KARAR : 1-Dosyadaki yazılara kararın dayandığı delillerle kanuna uygun sebeplere ve özellikle delillerin takdirinde bir yanlışlık görülmemesine göre davalı kadının tüm, davacı kocanın aşağıdaki bent kapsamı dışında kalan temyiz itirazları yersizdir.

2-Bir yıl ayrılık kararı verilen 2000/212 esas sayılı dosyada tarafların eşit kusurlu oldukları kabul edilmiş, hüküm temyiz edilmeyerek kesinleşmiştir. ( TMK.172/son ) Bundan sonra tarafların kusur durumlarını etkileyen yeni bir olayın varlığı da kanıtlanmamıştır. Eşit kusurlu eş yararına tazminata hükmedilemez. ( TMK.174 ) Davalı kadının tazminat isteminin reddine karar verilmesi gerekirken yazılı şekilde hüküm kurulması usul ve yasaya aykırıdır.

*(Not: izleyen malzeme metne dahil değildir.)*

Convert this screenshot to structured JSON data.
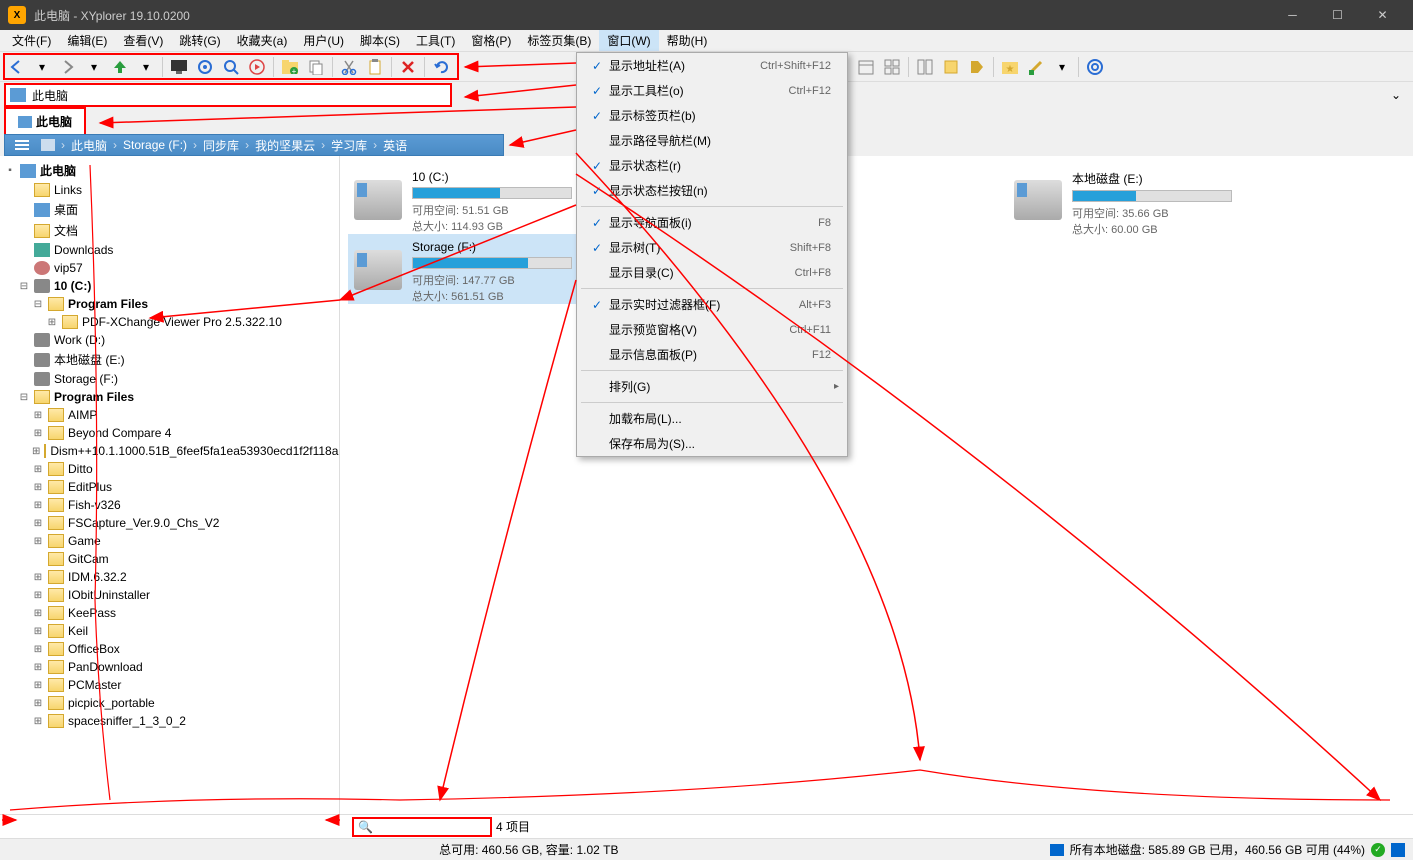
{
  "title": "此电脑 - XYplorer 19.10.0200",
  "menubar": {
    "file": "文件(F)",
    "edit": "编辑(E)",
    "view": "查看(V)",
    "go": "跳转(G)",
    "favorites": "收藏夹(a)",
    "user": "用户(U)",
    "scripting": "脚本(S)",
    "tools": "工具(T)",
    "panes": "窗格(P)",
    "tabsets": "标签页集(B)",
    "window": "窗口(W)",
    "help": "帮助(H)"
  },
  "addressbar": {
    "path": "此电脑"
  },
  "tab": {
    "label": "此电脑"
  },
  "breadcrumb": {
    "root": "此电脑",
    "storage": "Storage (F:)",
    "sync": "同步库",
    "nut": "我的坚果云",
    "study": "学习库",
    "eng": "英语"
  },
  "tree": {
    "thispc": "此电脑",
    "links": "Links",
    "desktop": "桌面",
    "docs": "文档",
    "downloads": "Downloads",
    "vip57": "vip57",
    "drive_c": "10 (C:)",
    "program_files_c": "Program Files",
    "pdfx": "PDF-XChange Viewer Pro 2.5.322.10",
    "drive_d": "Work (D:)",
    "drive_e": "本地磁盘 (E:)",
    "drive_f": "Storage (F:)",
    "program_files_f": "Program Files",
    "aimp": "AIMP",
    "bc4": "Beyond Compare 4",
    "dism": "Dism++10.1.1000.51B_6feef5fa1ea53930ecd1f2f118a",
    "ditto": "Ditto",
    "editplus": "EditPlus",
    "fish": "Fish-v326",
    "fsc": "FSCapture_Ver.9.0_Chs_V2",
    "game": "Game",
    "gitcam": "GitCam",
    "idm": "IDM.6.32.2",
    "iobit": "IObitUninstaller",
    "keepass": "KeePass",
    "keil": "Keil",
    "officebox": "OfficeBox",
    "pandl": "PanDownload",
    "pcmaster": "PCMaster",
    "picpick": "picpick_portable",
    "spacesniffer": "spacesniffer_1_3_0_2"
  },
  "drives": {
    "c": {
      "name": "10 (C:)",
      "avail_label": "可用空间:",
      "avail": "51.51 GB",
      "total_label": "总大小:",
      "total": "114.93 GB",
      "fill": 55
    },
    "e": {
      "name": "本地磁盘 (E:)",
      "avail_label": "可用空间:",
      "avail": "35.66 GB",
      "total_label": "总大小:",
      "total": "60.00 GB",
      "fill": 40
    },
    "f": {
      "name": "Storage (F:)",
      "avail_label": "可用空间:",
      "avail": "147.77 GB",
      "total_label": "总大小:",
      "total": "561.51 GB",
      "fill": 73
    }
  },
  "menu": {
    "addressbar": {
      "label": "显示地址栏(A)",
      "shortcut": "Ctrl+Shift+F12",
      "checked": true
    },
    "toolbar": {
      "label": "显示工具栏(o)",
      "shortcut": "Ctrl+F12",
      "checked": true
    },
    "tabbar": {
      "label": "显示标签页栏(b)",
      "shortcut": "",
      "checked": true
    },
    "breadcrumb": {
      "label": "显示路径导航栏(M)",
      "shortcut": "",
      "checked": false
    },
    "statusbar": {
      "label": "显示状态栏(r)",
      "shortcut": "",
      "checked": true
    },
    "statusbtns": {
      "label": "显示状态栏按钮(n)",
      "shortcut": "",
      "checked": true
    },
    "navpanel": {
      "label": "显示导航面板(i)",
      "shortcut": "F8",
      "checked": true
    },
    "tree": {
      "label": "显示树(T)",
      "shortcut": "Shift+F8",
      "checked": true
    },
    "catalog": {
      "label": "显示目录(C)",
      "shortcut": "Ctrl+F8",
      "checked": false
    },
    "filterbox": {
      "label": "显示实时过滤器框(F)",
      "shortcut": "Alt+F3",
      "checked": true
    },
    "preview": {
      "label": "显示预览窗格(V)",
      "shortcut": "Ctrl+F11",
      "checked": false
    },
    "infopanel": {
      "label": "显示信息面板(P)",
      "shortcut": "F12",
      "checked": false
    },
    "arrange": {
      "label": "排列(G)",
      "submenu": true
    },
    "loadlayout": {
      "label": "加载布局(L)..."
    },
    "savelayout": {
      "label": "保存布局为(S)..."
    }
  },
  "status": {
    "item_count": "4 项目",
    "total_avail": "总可用: 460.56 GB, 容量: 1.02 TB",
    "all_drives": "所有本地磁盘: 585.89 GB 已用，460.56 GB 可用 (44%)"
  }
}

SONUÇ : Hükmün 2.bentte gösterilen nedenle BOZULMASINA, temyize konu diğer hususların 1. bentte gösterilen nedenle ONANMASINA, aşağıda yazılı harcın davalıya yükletilmesine, peşin harcın mahsubuna, temyiz peşin harcının yatıran davacıya geri verilmesine, 05.05.2004 tarihinde oybirliğiyle karar verildi.


-------------------------------------------------------------

• MADDİ TAZMİNAT ( Boşanma - Mevcut Veya Beklenen Bir Menfaati Haleldar Olan Kusursuz Yada Daha Az Kusurlu Tarafın Kusurlu Taraftan Uygun Miktarda İsteyebileceği )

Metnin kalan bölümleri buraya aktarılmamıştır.